Yesterday's delay was caused when a piece of track-aligning equipment being used for overnight maintenance malfunctioned on the Longfellow, said Lydia Rivera, a T spokeswoman.
Delays lasted from 5 a.m., when the T opened, until just after 8 a.m., forcing commuters onto shuttle buses between Park Street and Harvard stations.
The delays can be attributed to some construction work on the Longfellow Bridge. The T is performing regular track maintenance work overnights and on the weekend. The Department of Conservation and Recreation is trying to fix some structural changes on the bridge. The structural issue is the reason that the Red Line has to travel across the bridge at a reduced speed. Combined, these events have increased one-way trips on the Red Line by 3 to 4 minutes, but other things can cause the delays to go up to 5 to 6 minutes.
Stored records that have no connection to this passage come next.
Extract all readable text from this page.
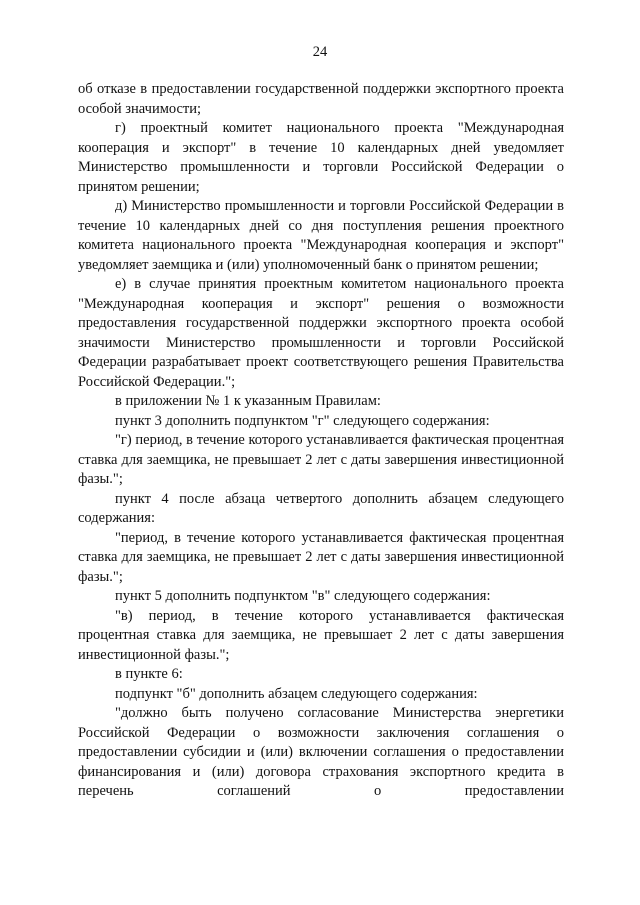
24

об отказе в предоставлении государственной поддержки экспортного проекта особой значимости;

г) проектный комитет национального проекта "Международная кооперация и экспорт" в течение 10 календарных дней уведомляет Министерство промышленности и торговли Российской Федерации о принятом решении;

д) Министерство промышленности и торговли Российской Федерации в течение 10 календарных дней со дня поступления решения проектного комитета национального проекта "Международная кооперация и экспорт" уведомляет заемщика и (или) уполномоченный банк о принятом решении;

е) в случае принятия проектным комитетом национального проекта "Международная кооперация и экспорт" решения о возможности предоставления государственной поддержки экспортного проекта особой значимости Министерство промышленности и торговли Российской Федерации разрабатывает проект соответствующего решения Правительства Российской Федерации.";

в приложении № 1 к указанным Правилам:

пункт 3 дополнить подпунктом "г" следующего содержания:

"г) период, в течение которого устанавливается фактическая процентная ставка для заемщика, не превышает 2 лет с даты завершения инвестиционной фазы.";

пункт 4 после абзаца четвертого дополнить абзацем следующего содержания:

"период, в течение которого устанавливается фактическая процентная ставка для заемщика, не превышает 2 лет с даты завершения инвестиционной фазы.";

пункт 5 дополнить подпунктом "в" следующего содержания:

"в) период, в течение которого устанавливается фактическая процентная ставка для заемщика, не превышает 2 лет с даты завершения инвестиционной фазы.";

в пункте 6:

подпункт "б" дополнить абзацем следующего содержания:

"должно быть получено согласование Министерства энергетики Российской Федерации о возможности заключения соглашения о предоставлении субсидии и (или) включении соглашения о предоставлении финансирования и (или) договора страхования экспортного кредита в перечень соглашений о предоставлении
Commuters are concerned at the increased amount of delays on the Red Line. Some commuters were quoted that they've been late to work anywhere from 6 to 12 times this summer. Hopefully employers understand.
In other news, the new Union Station garage opened in Worcester this week. I read about it last night in yesterday's Telegram & Gazette. If you have a monthly commuter rail pass, parking will be $42 a month. It is $100 a month without a commuter rail pass. The garage will be open from 5:30 a.m. to 1 a.m. There is a $2 per hour rate for a maximum charge of $8.
I noticed the garage on Friday night, after leaving KJ Baaron's Friday Night wine tasting. It looks like a nice garage.
Finally, The Eagle-Tribune published an editorial today about the proposed Northern Massachusetts-NH commuter rail line extension. I agree with the sentiments - the rail extension should not occur if New Hampshire does not contribute to its funding. We have areas within Massachusetts that would like to see mass transit. Why should the Commonwealth fund a system that would directly benefit New Hampshire if NH doesn't end up make a relevant contribution?